Scenarioschrijver Mieke de Jong (Knetter, Lepel) heeft de hond ontdekt als ideale koppelaar. In de korte film Blondje (2006) bracht een achtergelaten hond een telefonisch enquêtrice en een van haar klanten bij elkaar, in de Nieuwe Lola Landje willen een man en een vrouw beiden dezelfde hond uit het asiel. Ze besluiten eerst de hond, vervolgens het bed en ten slotte het huis te delen.

Zowel Blondje als Landje werd geregisseerd door Danyael Sugawara (1975). De in Japan geboren regisseur koos voor beide films een bijna tegenoverstelde stilistische aanpak. Terwijl Blondje een realistische momentopname uit het leven van een (allochtone) vrouw is, doet Landje juist heel theatraal aan.

De vrouw, Trees, woont in een huis dat eruit ziet en is ingericht als een huis op de set van een theatermusical. En de man, Stan, werkt bij een soort televisiefabriek waar de toestellen tientallen meters hoog staan opgesteld. De twee worden gespeeld door Nanette Edens en Bert Luppes, die beiden zijn verbonden aan Het Zuidelijk Toneel. Blijkbaar hoefden ze van Sugawara hun spel niet aan te passen voor televisie, want het acteren is dik aangezet en de teksten worden met veel aplomb gebracht.

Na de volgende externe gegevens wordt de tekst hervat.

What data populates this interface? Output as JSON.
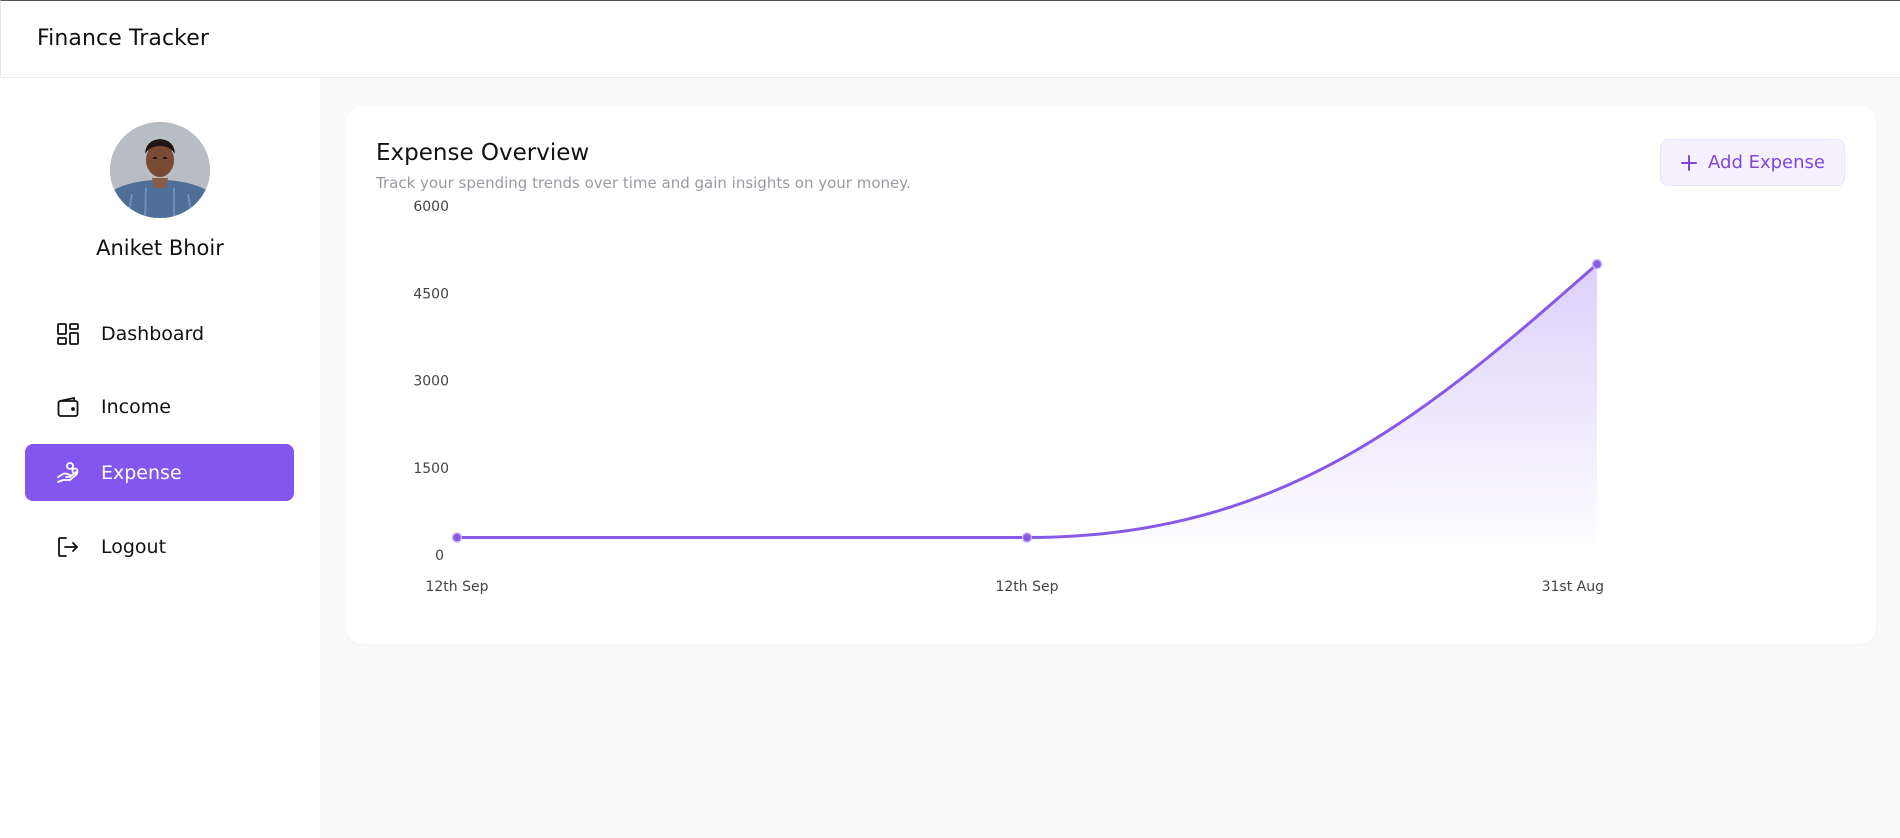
{
  "header": {
    "title": "Finance Tracker"
  },
  "sidebar": {
    "user_name": "Aniket Bhoir",
    "items": [
      {
        "label": "Dashboard",
        "icon": "dashboard-grid-icon",
        "active": false
      },
      {
        "label": "Income",
        "icon": "wallet-icon",
        "active": false
      },
      {
        "label": "Expense",
        "icon": "hand-coins-icon",
        "active": true
      },
      {
        "label": "Logout",
        "icon": "logout-icon",
        "active": false
      }
    ]
  },
  "overview": {
    "title": "Expense Overview",
    "subtitle": "Track your spending trends over time and gain insights on your money.",
    "add_button_label": "Add Expense"
  },
  "colors": {
    "accent": "#8356f0",
    "line": "#8659e6",
    "button_text": "#7d46dd"
  },
  "chart_data": {
    "type": "area",
    "x": [
      "12th Sep",
      "12th Sep",
      "31st Aug"
    ],
    "values": [
      300,
      300,
      5000
    ],
    "y_ticks": [
      0,
      1500,
      3000,
      4500,
      6000
    ],
    "ylim": [
      0,
      6000
    ],
    "grid": false,
    "title": "",
    "xlabel": "",
    "ylabel": ""
  }
}
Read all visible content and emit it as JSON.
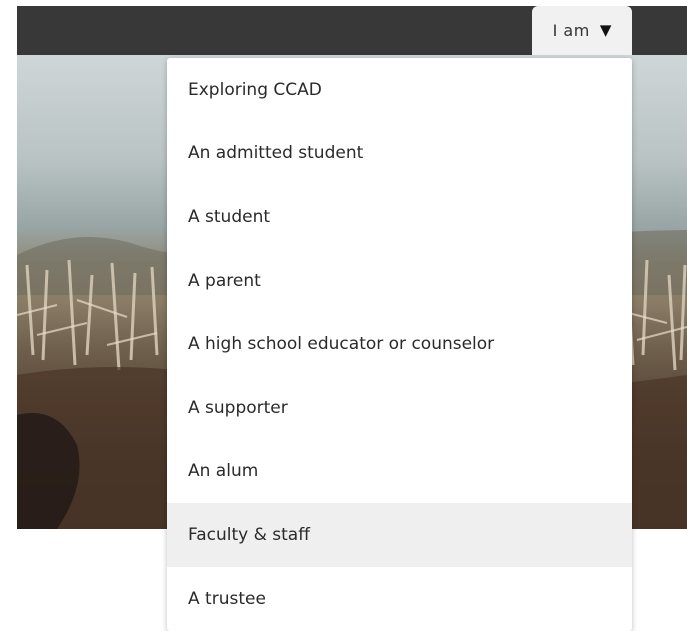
{
  "header": {
    "iam_label": "I am",
    "caret_icon": "caret-down-icon"
  },
  "menu": {
    "items": [
      {
        "label": "Exploring CCAD"
      },
      {
        "label": "An admitted student"
      },
      {
        "label": "A student"
      },
      {
        "label": "A parent"
      },
      {
        "label": "A high school educator or counselor"
      },
      {
        "label": "A supporter"
      },
      {
        "label": "An alum"
      },
      {
        "label": "Faculty & staff",
        "highlighted": true
      },
      {
        "label": "A trustee"
      }
    ]
  },
  "colors": {
    "topbar": "#383838",
    "button_bg": "#f1f1f1",
    "menu_bg": "#ffffff",
    "highlight_bg": "#efefef"
  }
}
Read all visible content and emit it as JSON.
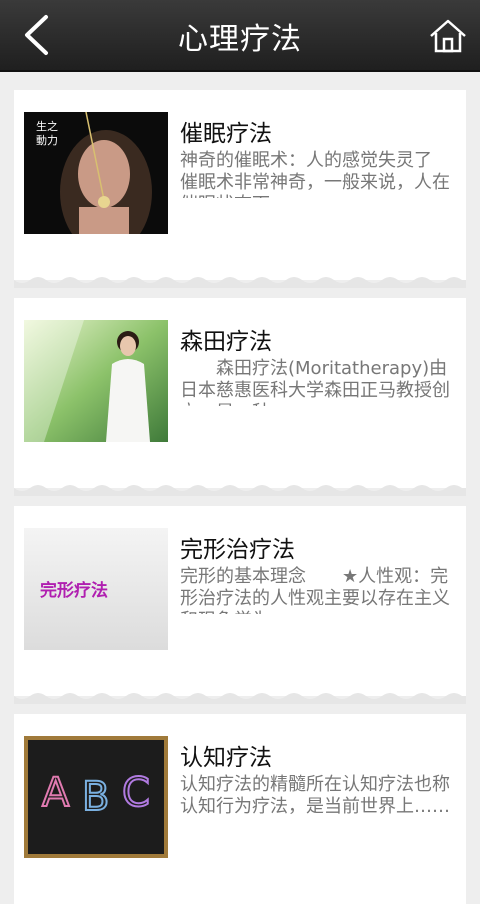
{
  "header": {
    "title": "心理疗法"
  },
  "items": [
    {
      "title": "催眠疗法",
      "desc": "神奇的催眠术：人的感觉失灵了　　催眠术非常神奇，一般来说，人在催眠状态下……",
      "badge": "生之\n動力"
    },
    {
      "title": "森田疗法",
      "desc": "　　森田疗法(Moritatherapy)由日本慈惠医科大学森田正马教授创立，是一种……"
    },
    {
      "title": "完形治疗法",
      "desc": "完形的基本理念　　★人性观：完形治疗法的人性观主要以存在主义和现象学为……",
      "thumb_text": "完形疗法"
    },
    {
      "title": "认知疗法",
      "desc": "认知疗法的精髓所在认知疗法也称认知行为疗法，是当前世界上……"
    }
  ],
  "colors": {
    "bar": "#2b2b2b",
    "bg": "#eeeeee",
    "desc": "#777777"
  }
}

Het zijn bewuste keuzes en ze pakken regelmatig nog goed uit ook. In de beste momenten doet de film denken aan het werk van Alex van Warmerdam. Maar de toneelmatige aanpak schept ook afstand tot de personages. Dat Trees ineens een hersentumor blijkt te hebben zou een aangrijpend gegeven moeten zijn, maar wordt dat in Landje nooit. Het is de opmaat voor nog meer humor en absurdisme.

Alles bij elkaar wekt Landje de indruk dat het vooral een stijloefening is geweest voor regisseur Sugawara. En daar is op zich weinig mis mee. Want beginnende regisseurs de kans geven hun talenten verder te ontwikkelen, dat was toch de bedoeling van de Nieuwe Lola's?